GPU Pipelines Scripting

jvd · March 29, 2026, 11:32pm

Hi guys.

Is there a way and materials/docs on how to extend torch functionality writing an operations directly on GPU instructions level? Or maybe does this stuff have some special term to google?

Or maybe torch allow to write something similar to sql-transactions/query batches/macros etc so that defined calculation pipeline would be processed in a single GPU pipeline without switching device context?

E.g. something like

with torch.trx('mps'):
   cat = torch.cat([a,b,c])
   return cat.sum()

Thank you

ptrblck · March 30, 2026, 12:40pm

I don’t fully understand your question so please correct me if I’ misunderstood it.

You can write custom operators as described in this tutorial allowing you to write directly CUDA code if needed.

I guess you might be interested in the torch.device context manager which will execute all operations defined inside the context on the specified device.

jvd · March 31, 2026, 7:05am

Sure thing. As long as I don’t fully understand my self just some raw vision)

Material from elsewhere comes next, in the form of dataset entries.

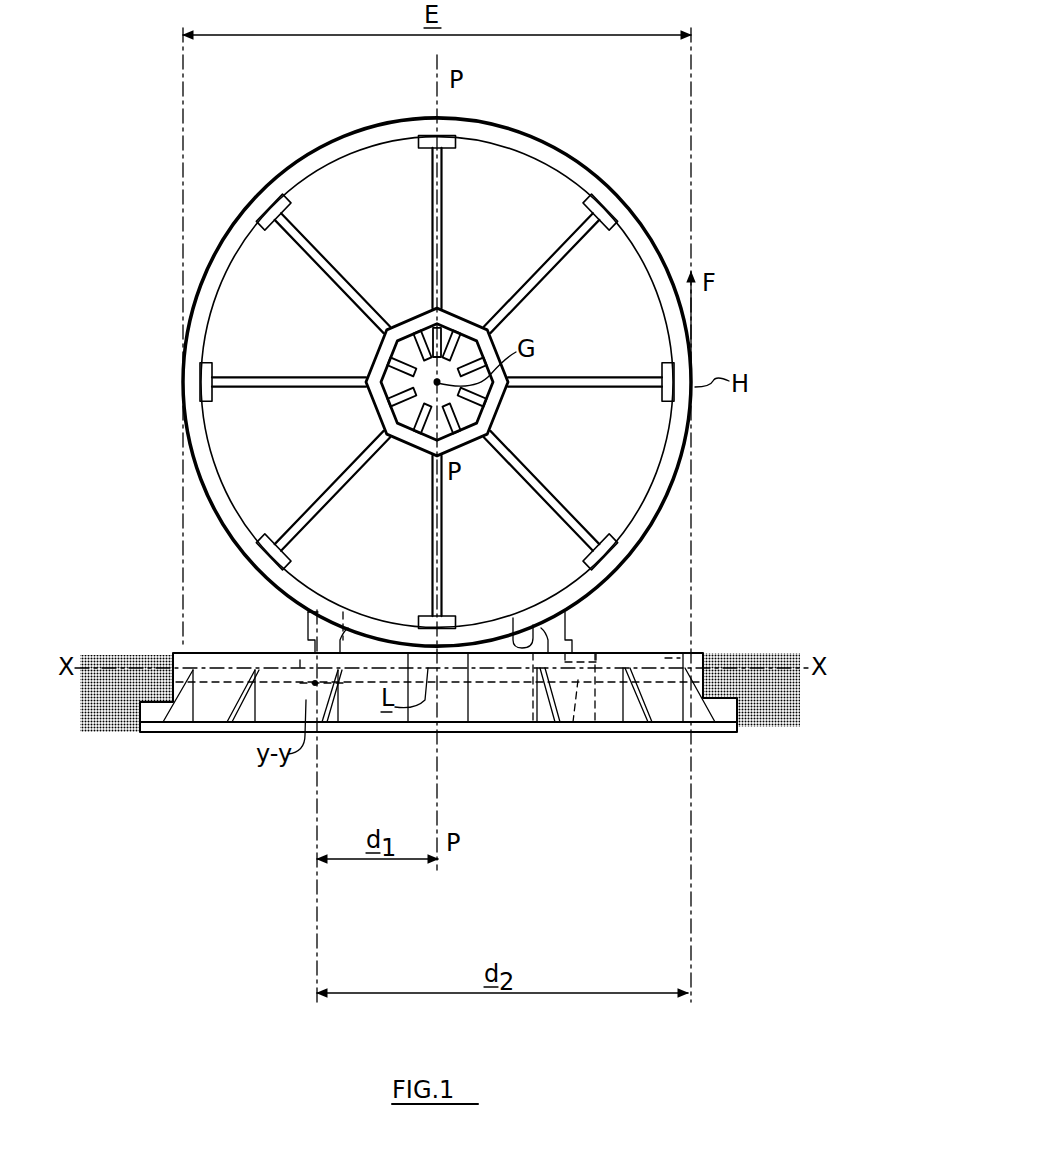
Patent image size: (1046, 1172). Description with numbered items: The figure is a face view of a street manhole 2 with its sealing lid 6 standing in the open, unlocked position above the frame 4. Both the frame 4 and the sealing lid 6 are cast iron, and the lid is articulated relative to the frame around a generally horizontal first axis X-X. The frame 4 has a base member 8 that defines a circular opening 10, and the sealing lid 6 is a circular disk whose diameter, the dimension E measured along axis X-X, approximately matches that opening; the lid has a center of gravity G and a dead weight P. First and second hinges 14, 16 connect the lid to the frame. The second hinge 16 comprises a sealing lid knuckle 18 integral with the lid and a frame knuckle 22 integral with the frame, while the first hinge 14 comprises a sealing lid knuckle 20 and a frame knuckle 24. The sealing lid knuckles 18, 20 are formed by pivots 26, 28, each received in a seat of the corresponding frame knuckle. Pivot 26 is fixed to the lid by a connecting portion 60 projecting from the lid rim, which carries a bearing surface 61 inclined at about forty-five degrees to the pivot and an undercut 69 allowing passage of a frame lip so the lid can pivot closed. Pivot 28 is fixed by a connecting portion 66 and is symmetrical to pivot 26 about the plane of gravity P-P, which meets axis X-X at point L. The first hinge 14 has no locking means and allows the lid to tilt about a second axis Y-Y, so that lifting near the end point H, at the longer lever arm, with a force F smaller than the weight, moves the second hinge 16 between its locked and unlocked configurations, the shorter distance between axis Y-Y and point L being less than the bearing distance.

The street manhole 2 is at (614, 171).
The sealing lid 6 is at (617, 260).
The frame 4 is at (696, 655).
The base member 8 is at (676, 655).
The circular opening 10 is at (234, 666).
The first hinge 14 is at (294, 629).
The second hinge 16 is at (602, 635).
The sealing lid knuckle 18 is at (568, 728).
The sealing lid knuckle 20 is at (348, 650).
The frame knuckle 22 is at (596, 658).
The frame knuckle 24 is at (300, 660).
The pivot 26 is at (672, 658).
The pivot 28 is at (312, 683).
The connecting portion 60 is at (565, 622).
The bearing surface 61 is at (520, 634).
The connecting portion 66 is at (318, 640).
The undercut 69 is at (580, 639).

In my understanding each single operator is produced within specific device over a communication from something cpu process to this particular device. Due to some more specific to tensor operation arch on that device operations are executed much faster. And then computation flow is returned back to cpu process. e.g.

composition = torch.cat([a, b])
total = composition.sum()

in this example cat and sum are processed at tensors device still to chain this operations we are intermediately switch back to cpu (python code it self) to compose the flow

So my assumption was whether it is possible to process in theory both operation in a single command at device (say CUDA) without intermediate bridge return to CPU. So that my thoughts was it should increase the overall performance.

Great. Seems something related I’ve looking for. Will dive into it. Thanks

Do I understand it right each device (as CUDA, MPS etc.) has its own code instructions. so that in case of custom operators each should be reimplemented per each individual device separately?

Thank you.